Quelques éléments rassurants ?

Les indicateurs avancés des directeurs d’achat, un de nos principaux baromètres d’activité, nous indiquent que l’on entre dans une phase de stabilisation. En effet, ces indices ont reculé aux Etats- Unis (ils étaient à 60 en janvier, puis ont baissé jusqu’à 53 en mai), mais sont revenus à 55 en juin, niveau témoignant d’une croissance convenable. La vivacité de l’économie américaine restera une des clés de la pérennité de l’économie mondiale. L’Allemagne confirme son statut de locomotive européenne, entraînant avec elle la France, son principal partenaire. Les indicateurs avancés allemands et français montrent également une légère baisse sans remettre en cause le trend de croissance établi.

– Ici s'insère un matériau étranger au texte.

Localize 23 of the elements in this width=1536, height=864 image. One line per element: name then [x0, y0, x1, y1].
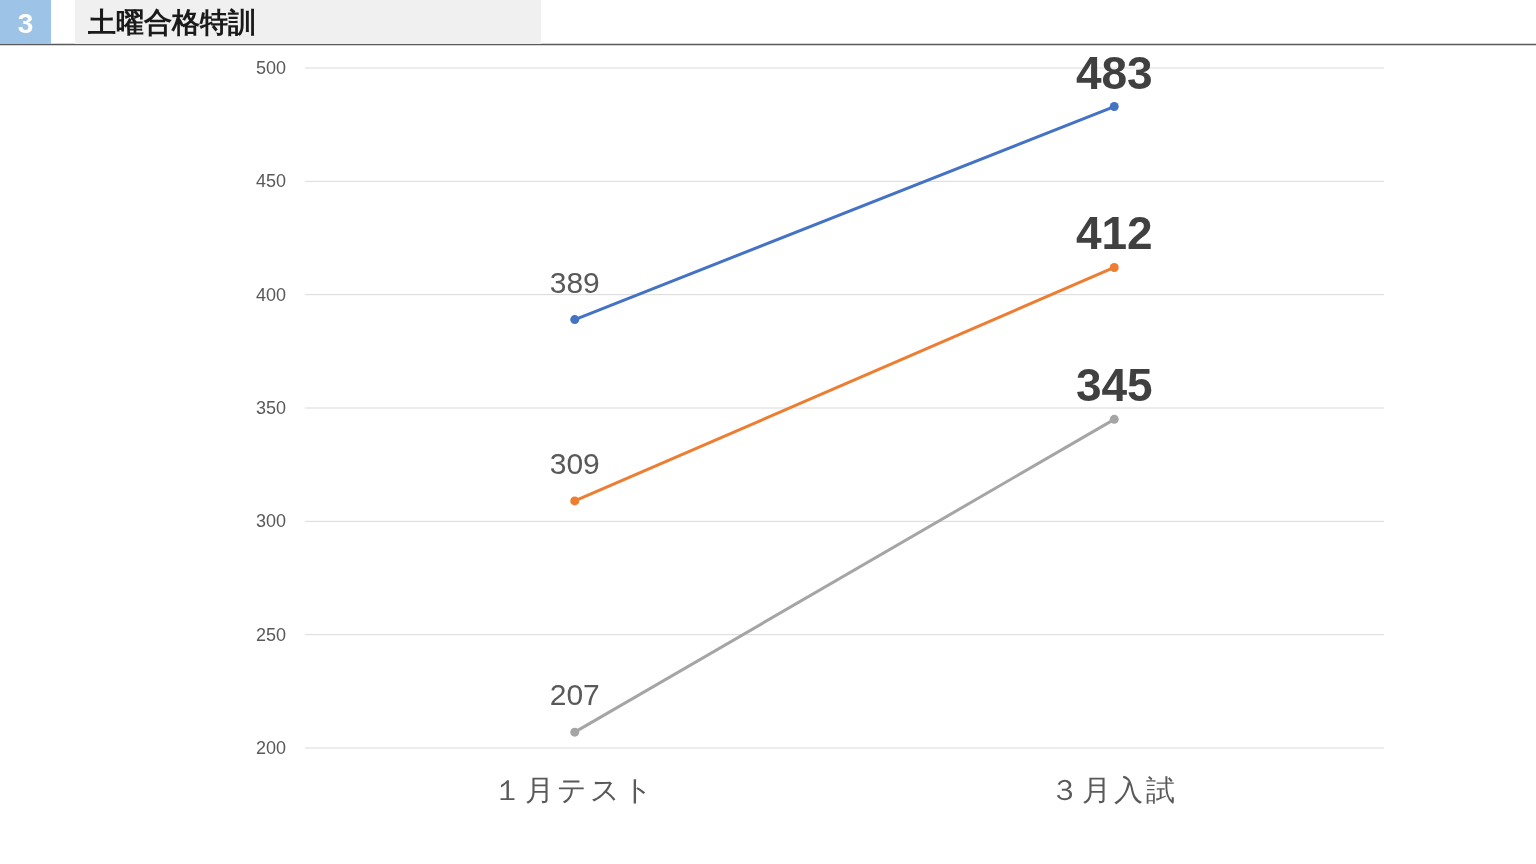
- point: [570, 496, 580, 506]
- data-label: 345: [1075, 359, 1153, 412]
- y-tick-label: 300: [255, 511, 286, 532]
- point: [570, 727, 580, 737]
- data-label: 207: [549, 678, 600, 712]
- point: [1109, 102, 1119, 112]
- point: [570, 315, 580, 325]
- data-label: 412: [1075, 207, 1153, 260]
- x-tick-label: ３月入試: [1050, 774, 1179, 806]
- point: [1109, 414, 1119, 424]
- y-tick-label: 400: [255, 284, 286, 305]
- y-tick-label: 450: [255, 171, 286, 192]
- point: [1109, 262, 1119, 272]
- y-tick-label: 500: [255, 58, 286, 78]
- y-tick-label: 200: [255, 738, 286, 758]
- data-label: 309: [549, 446, 600, 480]
- data-label: 483: [1075, 46, 1153, 99]
- y-tick-label: 250: [255, 624, 286, 645]
- header: 3 土曜合格特訓: [0, 0, 1536, 46]
- x-tick-label: １月テスト: [493, 774, 657, 806]
- y-tick-label: 350: [255, 398, 286, 418]
- chart-title: 土曜合格特訓: [87, 7, 256, 38]
- data-label: 389: [549, 265, 600, 299]
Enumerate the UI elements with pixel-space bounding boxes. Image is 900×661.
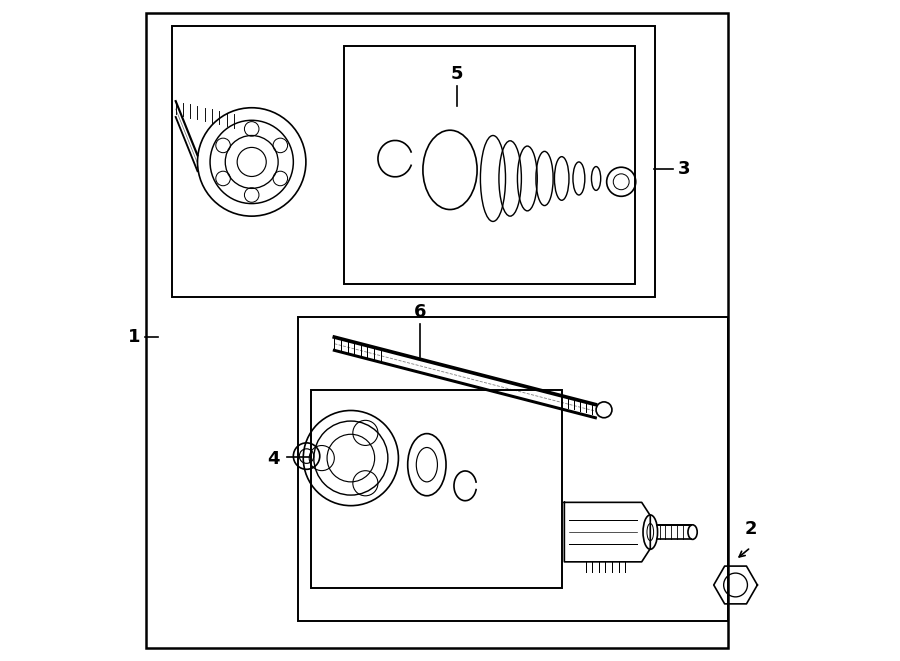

Le FMI a revu à la hausse les prévisions de croissance pour l’Europe de 1.8% à 2%.

La saison des résultats du deuxième trimestre débute. Nous nous attendons à une croissance moindre des résultats et des ventes du fait de l’impact négatif du coût des matières premières et des devises. Aux Etats-Unis, 66 entreprises ont abaissé leurs projections et seulement 34 les ont relevées. Le secteur financier concentre l’ensemble des baisses ; les révisions sont à la hausse dans le secteur technologique et les semi-conducteurs. Mais au delà de cet aspect, l’attention sera portée sur les attentes des entreprises pour la fin de l’année.

Allocation d’actifs : un « flight to quality » nécessaire

Dans ce contexte, la prudence et la sous-exposition aux actifs risqués est nécessaire. Nous restons à l’écart des dettes souveraines à l’exception de la dette allemande qui reste une valeur refuge malgré des rendements peu élevés. Nous avons également des positions sur la dette souveraine émergente qui offre un taux de rendement de l’ordre de 5,5% avec des pays en croissance et faiblement endettés.

Nous privilégions les obligations d’entreprises « investment grade », « high yield » et non notées dont les activités se montrent résistantes en période de croissance molle, avec l’objectif de percevoir la rémunération du coupon en portant les obligations jusqu’à l’échéance.

Nous maintenons notre préférence pour les actions américaines moins volatiles en période de doute que les actions européennes. Nous sommes revenus sur les actions japonaises qui devraient bénéficier d’une croissance supérieure à la zone Europe du fait de la reconstruction après le séisme du mois de mars.